To foment more confusion, the so-called “president” is allowed to have countless “assistants” (mu’awen). The trouble is that in their case the term “assistant to the president” is translated as “vice president”. This is why a foreign visitor is flattered when on arrival in Tehran he is greeted by an “as-if” “vice president” who, in reality, could be no more than a bag-carrier for the “as-if” president. Having said all that, one must give it to the mullahs: their “as-if” scheme has fooled many people inside and outside Iran. In the latest pseudo-election we saw some otherwise sane Iranians arguing about the necessity of voting for Hassan Rouhani, as “the bad candidate”, to prevent the election of Ibrahim Raisi, branded as “the worst candidate.”

This has also been the theme of several panels organized by the Tehran lobby in Washington and elsewhere to sell the idea that the re-election of “moderate, reformer” Rouhani promises a change of behavior by Iran.

The fact is that Rouhani is neither a moderate nor a reformer. He started his career as a member of the Islamic Majlis by introducing bill to have the hanging of regime opponents organized in public, preferably during Friday Prayer gatherings. He claims that his greatest “honor” is that he was the first mullah to refer as Imam to the late Ayatollah Khomeini.

Rouhani was also a member of a committee charged with purging the Iranian army of its best officers, a move that weakened Iran immensely on the eve of Saddam Hussein’s invasion in September 1980. A member of the security services from the start, Rouhani was deeply involved in almost all of the atrocities committed by the regime.

As for his description as “reformer”, in his first four-year term Rouhani did not suggest, let alone implement, a single reform in any walk of life. He says he wants reform, but does not say what it is precisely that he wants.

For all that, I believe everyone, including Rouhani, should be given the benefit of the doubt. Who knows, maybe age has mellowed him. Maybe he had his fill of revolutionary blood-letting and is seeking to burnish his historic image.
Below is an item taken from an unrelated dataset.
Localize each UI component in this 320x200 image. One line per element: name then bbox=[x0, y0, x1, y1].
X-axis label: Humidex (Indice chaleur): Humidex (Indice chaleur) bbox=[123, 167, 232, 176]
If Rouhani has truly changed we shall soon know. Even within his extremely limited powers he can still do quite a few things to ease the pressure on the Iranian people and reduce tension in the region. Even if he can’t do anything he can at least call for some things. For example, he could ask for a moratorium on executions which, in his first four years, reached the highest peak since the 1980s. He could also call for the release of political prisoners and prisoners of conscience who have already served their sentences but are still being held without fresh charges. He could publicly demand that those put under house-arrest without charge regain their full freedom.
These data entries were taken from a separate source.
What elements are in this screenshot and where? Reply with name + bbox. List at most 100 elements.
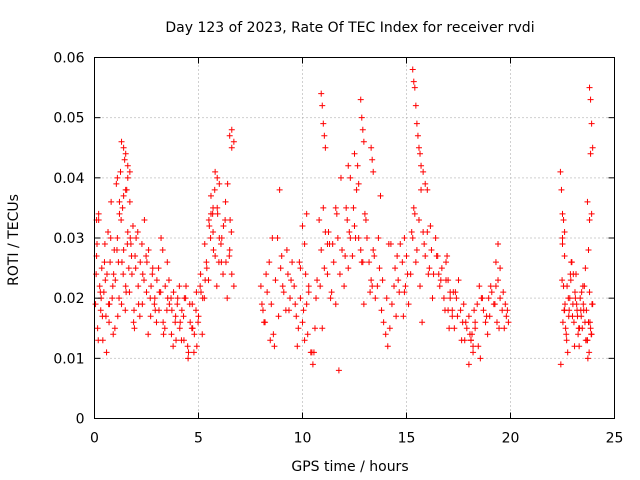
data-point: [120, 247, 127, 254]
data-point: [410, 78, 417, 85]
data-point: [122, 283, 129, 290]
y-tick-label: 0: [76, 412, 85, 428]
data-point: [112, 277, 119, 284]
data-point: [158, 235, 165, 241]
data-point: [447, 295, 454, 302]
data-point: [463, 325, 470, 332]
data-point: [374, 283, 381, 290]
data-point: [317, 283, 324, 290]
data-point: [106, 301, 113, 308]
data-point: [573, 301, 580, 308]
data-point: [118, 259, 125, 266]
data-point: [266, 259, 273, 266]
data-point: [272, 277, 279, 284]
data-point: [257, 283, 264, 290]
data-point: [120, 192, 127, 199]
data-point: [399, 259, 406, 266]
data-point: [178, 307, 185, 314]
data-point: [408, 228, 415, 235]
data-point: [350, 204, 357, 211]
data-point: [278, 253, 285, 260]
data-point: [288, 277, 295, 284]
data-point: [215, 259, 222, 266]
data-point: [465, 313, 472, 320]
data-point: [139, 271, 146, 278]
data-point: [195, 313, 202, 320]
data-point: [561, 228, 568, 235]
data-point: [296, 259, 303, 266]
data-point: [295, 325, 302, 332]
data-point: [376, 265, 383, 272]
data-point: [264, 289, 271, 296]
data-point: [138, 241, 145, 248]
data-point: [565, 295, 572, 302]
data-point: [160, 331, 167, 338]
y-tick-label: 0.02: [53, 291, 84, 307]
data-point: [395, 277, 402, 284]
data-point: [357, 96, 364, 103]
data-point: [379, 277, 386, 284]
data-point: [277, 265, 284, 272]
data-point: [412, 102, 419, 109]
data-point: [141, 216, 148, 223]
data-point: [134, 228, 141, 235]
data-point: [274, 235, 281, 241]
data-point: [94, 325, 101, 332]
data-point: [581, 319, 588, 326]
data-point: [426, 265, 433, 272]
data-point: [101, 241, 108, 248]
data-point: [469, 331, 476, 338]
data-point: [275, 313, 282, 320]
data-point: [97, 307, 104, 314]
data-point: [141, 277, 148, 284]
data-point: [499, 307, 506, 314]
data-point: [492, 283, 499, 290]
data-point: [413, 120, 420, 127]
data-point: [347, 235, 354, 241]
data-point: [586, 84, 593, 91]
data-point: [342, 253, 349, 260]
data-point: [210, 228, 217, 235]
data-point: [449, 313, 456, 320]
data-point: [214, 210, 221, 217]
data-point: [161, 325, 168, 332]
x-tick-label: 25: [606, 431, 624, 447]
data-point: [181, 295, 188, 302]
data-point: [332, 301, 339, 308]
y-tick-label: 0.05: [53, 111, 84, 127]
data-point: [109, 295, 116, 302]
data-point: [417, 283, 424, 290]
data-point: [143, 253, 150, 260]
data-point: [386, 325, 393, 332]
data-point: [409, 235, 416, 241]
data-point: [165, 277, 172, 284]
data-point: [424, 186, 431, 193]
data-point: [368, 277, 375, 284]
data-point: [460, 301, 467, 308]
data-point: [415, 144, 422, 151]
data-point: [271, 343, 278, 350]
data-point: [453, 295, 460, 302]
data-point: [571, 289, 578, 296]
data-point: [114, 235, 121, 241]
data-point: [113, 247, 120, 254]
data-point: [361, 210, 368, 217]
data-point: [213, 283, 220, 290]
data-point: [230, 283, 237, 290]
data-point: [324, 241, 331, 248]
data-point: [206, 222, 213, 229]
data-point: [185, 355, 192, 362]
data-point: [328, 289, 335, 296]
data-point: [126, 168, 133, 175]
data-point: [168, 331, 175, 338]
data-point: [385, 241, 392, 248]
data-point: [472, 319, 479, 326]
data-point: [205, 216, 212, 223]
data-point: [351, 150, 358, 157]
y-tick-label: 0.04: [53, 171, 84, 187]
data-point: [476, 283, 483, 290]
x-tick-label: 0: [90, 431, 99, 447]
axis-ticks: 0 5 10 15 20 25 0 0.01 0.02 0.03 0.04 0.05 0.06: [53, 51, 623, 447]
data-point: [118, 138, 125, 145]
data-point: [358, 259, 365, 266]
Maybe because he is conscious of his limited powers, in his first message after the election, Rouhani promised to be “a good advocate for you, pleading you cause.”

On foreign policy, Rouhani could at least “plead” for the release of the 11 hostages from five countries, including some from the US and the UK. He may not be able to efface the “Death America” slogan that constitutes the cornerstone of Khomeinist fake ideology. But he could, at least, paint over the American flag on which he walks every day before entering his office. How could Rouhani feel if Donald Trump walked on an Iranian flag every day before entering the Oval Office?

Rouhani or any other “as-if” president cannot decide radical changes in the Khomeinist regime’s policies. But he can if he has the courage, at least, ask for change.